On Archiving and Commoning the Snowden Files

by Andrew Clement

What Snowden has revealed is a complex, institutionalized system of mass surveillance that is deeply embedded within and operating through our state and corporate apparatus. Only through a major collective investigative effort drawing on multiple perspectives can we adequately come to grips with its scope, consequences and remedial possibilities. An archive such as the Digital Snowden Surveillance Archive [https://snowdenarchive.cjfe.org] which I developed with various collegues would be an essential resource in this effort.

Looking at ground breaking leaks, especially with regard to how society managed (or not) to archive them, we can learn from history. For me the most relevant prior leak that had great social significance was whistleblower Daniel Ellsberg's leak of the Pentagon Papers. Making public authoritative internal documents about the Vietnam War that showed that officials were routinely lying about the motivations and state of the war played an important role in public opposition to the war and the eventual US withdrawal.

The Snowden documents have a similar potential power because they too show in detail shocking government activities and bald lying by public officials. Conditions are of course different than in 1971 when the Pentagon Papers became public. There was already a strong social movement opposing the Vietnam war to which the Pentagon Parers added fuel. At present, there is only a nascent, still quite weak social movement opposing state surveillance.

The potential value of the Snowden leak is to help coalescing and broadening opposition Furthermore there appears to be have been more dissent in 1971 among the upper political strata than is the case now, making the challenge of changing direction even more formidable.

Public education about mass surveillance

I had several motivations in initiating the Digital Snowden Surveillance Archive project, mainly having to do with helping to promote and inform the public debate around mass state surveillance. Now that we know our state security agencies are conducting fine grained surveillance of everyone's electronic activities, we as a society have very serious choices to make about the appropriate role for secretive security agencies in a democracy.

If we do nothing, then we will have accepted de facto that our everyday lives are open to scrutiny by unaccountable government agencies. This I believe is inimical to the foundations of democracy and we run a high risk of becoming police states. Reining in these agencies and eliminating those aspects that are not justifiable is a very difficult, but necessary task. It can only be accomplished when substantial numbers are well enough informed about the existing surveillance practices and the threats they pose, to take effective remedial action.

Given the secrecy and complexity of the practices involved, public education about mass surveillance is vital. This is something that I have been pursuing in my research for several years, especially around the IXmaps.ca project that seeks to show people the paths their data takes across the internet and where it may be intercepted by the NSA.

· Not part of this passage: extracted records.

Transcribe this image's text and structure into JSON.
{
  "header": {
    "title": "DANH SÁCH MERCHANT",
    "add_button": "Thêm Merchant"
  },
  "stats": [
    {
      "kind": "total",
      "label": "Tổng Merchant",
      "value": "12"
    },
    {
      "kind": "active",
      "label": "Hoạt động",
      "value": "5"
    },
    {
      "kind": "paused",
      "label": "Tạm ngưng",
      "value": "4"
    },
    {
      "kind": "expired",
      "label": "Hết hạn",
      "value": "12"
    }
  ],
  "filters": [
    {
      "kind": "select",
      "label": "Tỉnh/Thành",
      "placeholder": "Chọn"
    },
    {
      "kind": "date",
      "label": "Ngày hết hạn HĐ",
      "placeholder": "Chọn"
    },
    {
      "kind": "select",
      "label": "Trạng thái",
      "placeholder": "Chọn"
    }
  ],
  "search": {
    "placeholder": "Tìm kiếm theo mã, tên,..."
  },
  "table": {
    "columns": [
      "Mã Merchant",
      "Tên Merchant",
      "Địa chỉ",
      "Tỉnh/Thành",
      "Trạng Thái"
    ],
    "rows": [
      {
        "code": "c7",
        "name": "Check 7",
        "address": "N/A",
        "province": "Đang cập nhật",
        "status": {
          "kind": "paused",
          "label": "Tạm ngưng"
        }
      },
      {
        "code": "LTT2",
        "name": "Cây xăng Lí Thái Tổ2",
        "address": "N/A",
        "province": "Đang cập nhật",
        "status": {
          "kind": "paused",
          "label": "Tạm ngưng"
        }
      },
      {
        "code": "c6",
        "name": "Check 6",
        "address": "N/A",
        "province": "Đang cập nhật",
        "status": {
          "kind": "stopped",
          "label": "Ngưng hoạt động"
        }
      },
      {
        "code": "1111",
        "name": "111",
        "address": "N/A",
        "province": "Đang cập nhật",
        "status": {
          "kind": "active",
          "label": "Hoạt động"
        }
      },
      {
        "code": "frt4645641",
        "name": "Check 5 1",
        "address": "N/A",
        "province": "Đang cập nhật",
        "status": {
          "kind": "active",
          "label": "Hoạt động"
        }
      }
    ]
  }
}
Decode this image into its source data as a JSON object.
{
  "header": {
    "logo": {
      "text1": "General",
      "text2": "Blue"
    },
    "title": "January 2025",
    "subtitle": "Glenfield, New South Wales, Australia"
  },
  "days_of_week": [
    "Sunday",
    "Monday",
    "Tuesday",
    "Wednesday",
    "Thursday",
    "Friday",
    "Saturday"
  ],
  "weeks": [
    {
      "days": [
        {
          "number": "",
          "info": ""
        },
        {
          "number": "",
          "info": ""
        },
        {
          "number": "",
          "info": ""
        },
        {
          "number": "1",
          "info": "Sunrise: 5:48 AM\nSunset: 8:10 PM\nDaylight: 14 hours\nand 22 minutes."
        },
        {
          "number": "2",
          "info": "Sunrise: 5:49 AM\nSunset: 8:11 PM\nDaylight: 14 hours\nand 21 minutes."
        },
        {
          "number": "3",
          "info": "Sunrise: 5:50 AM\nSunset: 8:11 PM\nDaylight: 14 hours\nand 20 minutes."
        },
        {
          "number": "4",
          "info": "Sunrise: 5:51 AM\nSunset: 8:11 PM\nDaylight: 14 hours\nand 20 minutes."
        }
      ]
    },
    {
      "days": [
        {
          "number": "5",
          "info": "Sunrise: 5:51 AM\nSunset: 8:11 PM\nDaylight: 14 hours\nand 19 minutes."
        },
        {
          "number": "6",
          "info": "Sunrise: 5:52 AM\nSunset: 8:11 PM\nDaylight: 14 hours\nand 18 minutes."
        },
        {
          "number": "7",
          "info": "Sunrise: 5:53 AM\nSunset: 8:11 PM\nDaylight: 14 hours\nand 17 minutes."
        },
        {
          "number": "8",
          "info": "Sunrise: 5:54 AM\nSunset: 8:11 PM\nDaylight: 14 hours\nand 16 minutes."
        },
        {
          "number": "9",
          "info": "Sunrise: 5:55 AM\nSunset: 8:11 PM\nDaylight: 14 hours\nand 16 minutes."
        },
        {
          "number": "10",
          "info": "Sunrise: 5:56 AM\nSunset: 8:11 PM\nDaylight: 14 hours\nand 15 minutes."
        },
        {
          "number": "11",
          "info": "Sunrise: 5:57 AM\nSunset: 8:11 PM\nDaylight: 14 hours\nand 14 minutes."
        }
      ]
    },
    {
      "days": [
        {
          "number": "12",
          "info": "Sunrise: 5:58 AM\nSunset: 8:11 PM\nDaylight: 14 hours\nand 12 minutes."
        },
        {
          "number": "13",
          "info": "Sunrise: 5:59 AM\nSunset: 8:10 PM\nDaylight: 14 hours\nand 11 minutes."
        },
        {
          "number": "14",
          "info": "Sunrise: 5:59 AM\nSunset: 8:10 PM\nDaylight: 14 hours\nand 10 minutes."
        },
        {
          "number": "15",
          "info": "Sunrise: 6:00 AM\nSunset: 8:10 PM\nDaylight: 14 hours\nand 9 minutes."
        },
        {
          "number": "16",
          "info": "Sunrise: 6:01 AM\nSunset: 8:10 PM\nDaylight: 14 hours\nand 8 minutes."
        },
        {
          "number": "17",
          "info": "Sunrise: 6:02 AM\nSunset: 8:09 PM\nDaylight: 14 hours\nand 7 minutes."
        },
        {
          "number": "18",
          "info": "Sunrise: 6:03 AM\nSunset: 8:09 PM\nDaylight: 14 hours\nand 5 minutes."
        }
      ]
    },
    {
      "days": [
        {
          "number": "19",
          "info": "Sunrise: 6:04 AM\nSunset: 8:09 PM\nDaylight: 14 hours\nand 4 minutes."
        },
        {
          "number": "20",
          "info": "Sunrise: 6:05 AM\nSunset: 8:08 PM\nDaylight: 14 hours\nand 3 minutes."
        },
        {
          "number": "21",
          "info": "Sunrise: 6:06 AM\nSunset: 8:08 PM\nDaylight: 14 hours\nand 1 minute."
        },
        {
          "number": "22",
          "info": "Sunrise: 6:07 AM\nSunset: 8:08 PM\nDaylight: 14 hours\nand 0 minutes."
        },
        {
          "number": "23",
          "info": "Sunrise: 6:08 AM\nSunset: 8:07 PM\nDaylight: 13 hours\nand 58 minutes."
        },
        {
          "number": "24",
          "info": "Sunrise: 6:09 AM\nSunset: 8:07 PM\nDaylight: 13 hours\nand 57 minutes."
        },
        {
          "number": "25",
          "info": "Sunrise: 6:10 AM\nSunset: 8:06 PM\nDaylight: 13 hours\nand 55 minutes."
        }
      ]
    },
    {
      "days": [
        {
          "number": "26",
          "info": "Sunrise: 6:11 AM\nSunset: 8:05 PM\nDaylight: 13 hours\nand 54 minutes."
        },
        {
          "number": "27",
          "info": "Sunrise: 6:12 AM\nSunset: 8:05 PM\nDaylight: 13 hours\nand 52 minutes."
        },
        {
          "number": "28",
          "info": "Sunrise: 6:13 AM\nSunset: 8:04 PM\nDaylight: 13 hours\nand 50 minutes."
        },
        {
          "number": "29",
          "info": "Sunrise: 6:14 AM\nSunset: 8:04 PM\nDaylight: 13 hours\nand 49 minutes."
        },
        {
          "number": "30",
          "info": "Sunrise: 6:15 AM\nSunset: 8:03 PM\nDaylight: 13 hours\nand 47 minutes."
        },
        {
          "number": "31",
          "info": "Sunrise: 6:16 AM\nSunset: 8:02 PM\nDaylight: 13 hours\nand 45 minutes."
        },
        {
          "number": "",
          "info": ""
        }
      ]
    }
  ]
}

Firstly, I wanted a searchable archive of the Snowden documents for this research, so I could better locate and identify surveillance sites of the NSA and its Five Eyes partners that I could include in the on-going IXmaps work. It seemed like a pretty obvious idea, so was surprised I couldn't find such an archive already available. I had some research funds, and looked for someone in my Faculty's Archive and Records Management specialization who was interested in the subject matters that I could hire. I was fortunate to find George Raine, a trained archivist who had recently graduated from our masters program. George was keen to be involved in the project, had many of the necessary skills and was up for learning what else was needed.

More generally it struck me that many other opportunities were opened up by the Snowden documents that could lead to academic and journalistic research and reporting that weren't addressed by the media coverage to date. Apart from Glenn Greenwald's "No Place to Hide" book, reporting has consisted almost entirely of sensational stories based on a relatively small handful of documents newly released with the article. The ability to see an individual document in a wider context and to pursue threads across the whole range of documents makes possible a more penetrating inquiry into the driving forces and overall nature of mass surveillance.

The archive's architecture

Given my primary goal of promoting an open, informed public debate, I intended from the beginning to create a widely accessible on-line archive under free/open licences.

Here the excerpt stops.